Question

Describe the three ways in which hydrogen can be stored in vehicles for use as a fuel, and discuss briefly the disadvantages of each method.

Short answer

Hydrogen can be stored as compressed gas, liquid hydrogen, or in metal hydrides, each with disadvantages such as weight, energy requirements, and storage efficiency.

Step-by-step solution

Storage as Compressed Gas

Hydrogen can be stored as a compressed gas in high-pressure tanks. Typically, these tanks operate at pressures around 350 to 700 bar. This method is quite straightforward and allows relatively easy refueling. However, the main disadvantage is the requirement for very robust and heavy tanks to withstand high pressures, making the vehicle heavier and consuming more space, which could affect vehicle performance and design.
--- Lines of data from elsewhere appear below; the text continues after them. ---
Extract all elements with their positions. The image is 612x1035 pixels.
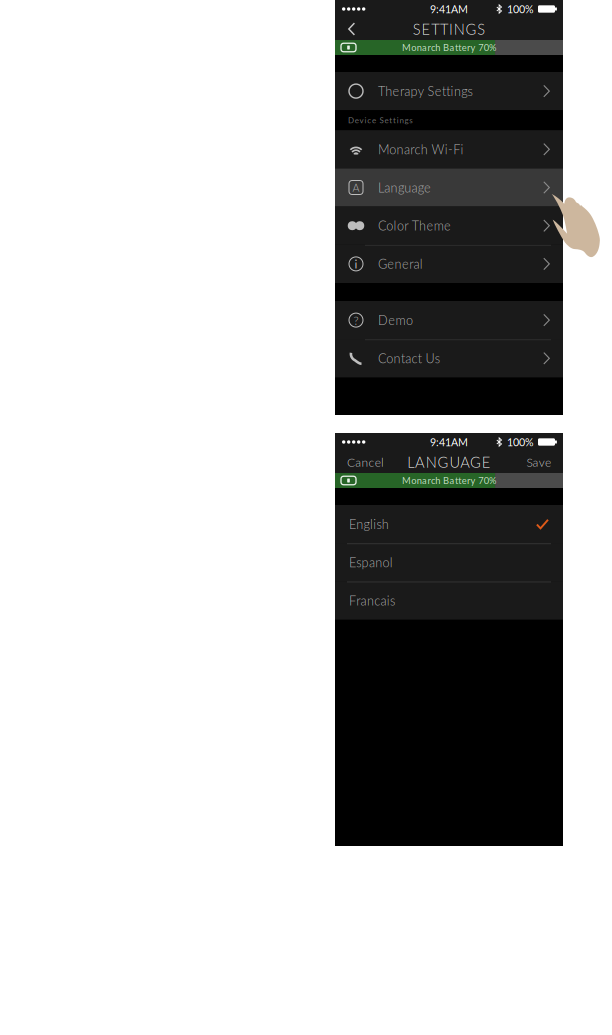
staticText: Monarch Wi-Fi — [378, 142, 464, 157]
button[interactable]: Back — [335, 18, 368, 40]
button[interactable]: Therapy Settings — [335, 72, 563, 110]
staticText: General — [378, 256, 423, 272]
staticText: 9:41AM — [430, 436, 468, 448]
staticText: i — [354, 257, 358, 271]
staticText: Language — [378, 180, 431, 195]
button[interactable]: Contact Us — [335, 339, 563, 377]
staticText: Demo — [378, 312, 413, 328]
staticText: Device Settings — [348, 115, 412, 125]
button[interactable]: A — [335, 168, 563, 207]
staticText: A — [352, 181, 360, 194]
button[interactable]: Save — [517, 451, 563, 473]
staticText: 100% — [507, 436, 534, 448]
button[interactable]: Cancel — [335, 451, 391, 473]
staticText: Therapy Settings — [378, 84, 472, 99]
button[interactable]: English — [335, 505, 563, 543]
staticText: ? — [354, 313, 358, 327]
staticText: Cancel — [347, 455, 384, 469]
staticText: Save — [526, 455, 551, 469]
button[interactable]: Monarch Wi-Fi — [335, 130, 563, 168]
staticText: Francais — [349, 593, 395, 608]
button[interactable]: Espanol — [335, 543, 563, 581]
button[interactable]: ? — [335, 301, 563, 339]
staticText: 100% — [507, 3, 534, 15]
staticText: Contact Us — [378, 351, 440, 366]
button[interactable]: Color Theme — [335, 207, 563, 245]
staticText: SETTINGS — [413, 20, 485, 38]
staticText: English — [349, 516, 389, 532]
staticText: Monarch Battery 70% — [402, 475, 496, 486]
button[interactable]: Francais — [335, 581, 563, 620]
staticText: 9:41AM — [430, 3, 468, 15]
staticText: Color Theme — [378, 218, 451, 233]
staticText: Monarch Battery 70% — [402, 42, 496, 53]
staticText: LANGUAGE — [407, 453, 491, 471]
staticText: Espanol — [349, 555, 393, 570]
button[interactable]: i — [335, 245, 563, 283]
Storage as Liquid Hydrogen

Hydrogen can also be stored in its liquid form, but this requires maintaining extremely low temperatures (around -253°C or -423°F) to keep it liquefied. Liquid hydrogen storage offers higher energy density than compressed gas, allowing longer vehicle range. However, the cold temperatures require significant energy for refrigeration and specialized insulation, which can increase overall energy consumption and cost. Additionally, some hydrogen may be lost through evaporation, also known as boil-off.

Storage in Metal Hydrides

Metal hydrides can store hydrogen through chemical reactions, absorbing hydrogen into a metal lattice. This method can be quite efficient and allows for safer storage at lower pressures. However, metal hydrides tend to be heavy, which increases vehicle weight. Furthermore, the process of absorbing and releasing hydrogen can be slow, affecting the refueling speed and overall convenience.

Key concepts

Compressed Gas Storage

Storing hydrogen as a compressed gas is one of the most common methods used in hydrogen-powered vehicles. In this method, hydrogen gas is stored in high-pressure tanks usually operating between 350 and 700 bar. These tanks need to be extremely sturdy to contain the pressurized hydrogen safely.
This method has several advantages, such as:

• Simple and straightforward design
• Quick and easy refueling

However, there are notable disadvantages:

• Heavy and robust tanks are required, adding weight to the vehicle
• Large space is needed for the tanks, affecting vehicle design and performance

The weight and space impacts can lead to reduced vehicle efficiency and limit the design flexibility for other components.

Liquid Hydrogen Storage

Liquid hydrogen storage involves cooling hydrogen gas to extremely low temperatures—around -253°C—or -423°F. This process converts the gas into a liquid form. One of the main advantages of liquid hydrogen is its higher energy density compared to compressed gas, which can extend the vehicle's range.
Despite its benefits, liquid hydrogen storage faces several challenges:

• Maintaining low temperatures requires significant refrigeration energy
• Specialized insulation is needed, impacting costs
• The risk of hydrogen loss through evaporation, known as boil-off

Evaporation can lead to a gradual decrease in the stored fuel over time, which negatively impacts the total efficiency and economy of the vehicle's fuel system.

Metal Hydride Storage

Hydrogen storage in metal hydrides utilizes the chemical absorption of hydrogen into metal matrices. This makes the hydrogen safer to store at much lower pressures, which can be advantageous for vehicle safety and design.
The benefits of this method include:

• Lower pressure storage increases safety
• Potentially higher storage efficiency due to the chemical bond

Despite these benefits, the disadvantages must also be considered:

• Metal hydrides are typically heavy, burdening the vehicle with additional weight
• The release and absorption processes can be slow, adversely affecting refueling speed and convenience

Addressing these issues is crucial for making metal hydride storage a more viable option for wider adoption in hydrogen fuel systems.

Vehicle Fuel Systems

Vehicle fuel systems for hydrogen are designed to utilize one of these storage methods to deliver power efficiently and safely. Each system requires specific components and safety measures tailored to its storage type.
Key components include:

• High-pressure tanks or specialized cryogenic containers for gas and liquid storage
• Catalyst beds and heating elements for metal hydride systems

Safety is a major concern in designing these systems due to hydrogen's flammable nature. Advanced sensors and safety valves are also integral to prevent leaks and manage pressure.
It's important that these systems are lightweight and cost-effective, balancing performance with the economics of production and operation.

Hydrogen Fuel Challenges

The widespread adoption of hydrogen as a fuel faces several challenges related to storage, infrastructure, and economics.
Key challenges include:

• High production and storage costs due to technology and material requirements
• Lack of established refueling infrastructure comparable to fossil fuels
• Hydrogen's physical characteristics, such as flammability and small molecule size, which can lead to leaks

To overcome these challenges, innovative technologies and policy interventions are needed, alongside industry investment in infrastructure development. Progress in these areas holds the promise of cleaner, sustainable energy through hydrogen fuel vehicles.